Bug 28502

Summary: nfsclient does not fall back to v2 synchronous mode when using O_SYNC
Product: File System Reporter: Stefan Bader (stefan.bader)
Component: NFSAssignee: Trond Myklebust (trondmy)
Severity: normal CC: joseph.salisbury
Priority: P1    
Hardware: All   
OS: Linux   
Kernel Version: 2.6.32 to 2.6.38-rc3 Tree: Mainline
Regression: No

Description Stefan Bader 2011-02-07 15:38:18 UTC

Used the following in /etc/exports:
/nfs_export (rw,no_root_squash,sync,no_wdelay,no_subtree_check)

1. Mount NFS mount from Client:
sudo mount server:/nfs_export /nfs_mount

2. Start collecting tcpdump data on client and server.

3. Perform a simple dd to cause and NFS write (Using oflag=sync):
strace -o /tmp/strace.dd.joe.out dd if=/dev/zero of=/nfs_mount/syncfile bs=1k count=1 oflag=sync

4. Review tcpdump data and notice the client does not issue the "nfs_file_sync" write requests.

The oflag=sync causes the file to be opened with O_SYNC. Reading descriptions of this flag sounds like this should switch from the new UNSTABLE/COMMIT mode back to the FILE_SYNC mode. However looking at the code, it seems FILE_SYNC would only be used on retries or writeback writes for reclaim.

So the question here is: Is the assumption wrong or the implementation?
Comment 1 Stefan Bader 2011-02-08 13:46:19 UTC
To add a little detail here: I slightly modified the test case to write out 100 blocks in sequence. The strace on both kernel versions (2.6.32 based and 2.6.38 based) only show read and writes (no fsync or sync). The tcpdump however shows, again in both cases, that every write (with UNSTABLE flag) is followed by a COMMIT.

This sounds to me, that from a data integrity point of view, the result is the same as one would expect. That is every write is waited for before continuing with the next write.

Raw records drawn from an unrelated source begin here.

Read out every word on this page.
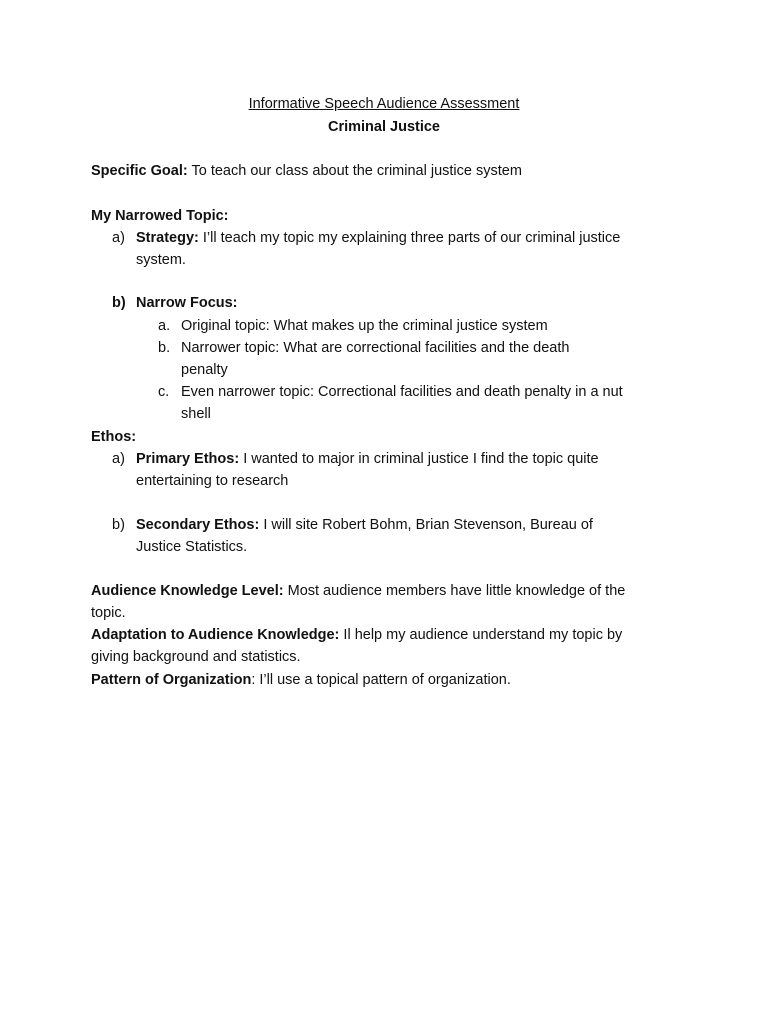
Informative Speech Audience Assessment
Criminal Justice
Specific Goal: To teach our class about the criminal justice system
My Narrowed Topic:
a) Strategy: I’ll teach my topic my explaining three parts of our criminal justice
system.
b) Narrow Focus:
a. Original topic: What makes up the criminal justice system
b. Narrower topic: What are correctional facilities and the death
penalty
c. Even narrower topic: Correctional facilities and death penalty in a nut
shell
Ethos:
a) Primary Ethos: I wanted to major in criminal justice I find the topic quite
entertaining to research
b) Secondary Ethos: I will site Robert Bohm, Brian Stevenson, Bureau of
Justice Statistics.
Audience Knowledge Level: Most audience members have little knowledge of the
topic.
Adaptation to Audience Knowledge: Il help my audience understand my topic by
giving background and statistics.
Pattern of Organization: I’ll use a topical pattern of organization.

The only downside I could see is that instead of using one write request with the FILE_SYNC flag, this requires two requests for each write which seems a bit of a waste. And it seems unexpected compared to the documentation of O_SYNC I found at
http://www.faqs.org/docs/Linux-HOWTO/NFS-HOWTO.html#MOUNTOPTIONS in section 5.9.
Comment 2 Trond Myklebust 2011-04-15 21:30:06 UTC
This should be fixed in the upstream kernel with commit
b31268ac793fd300da66b9c28bbf0a200339ab96 (FS: Use stable writes when not
doing a bulk flush).

Please reopen this bug if the above commit doesn't fix the problem.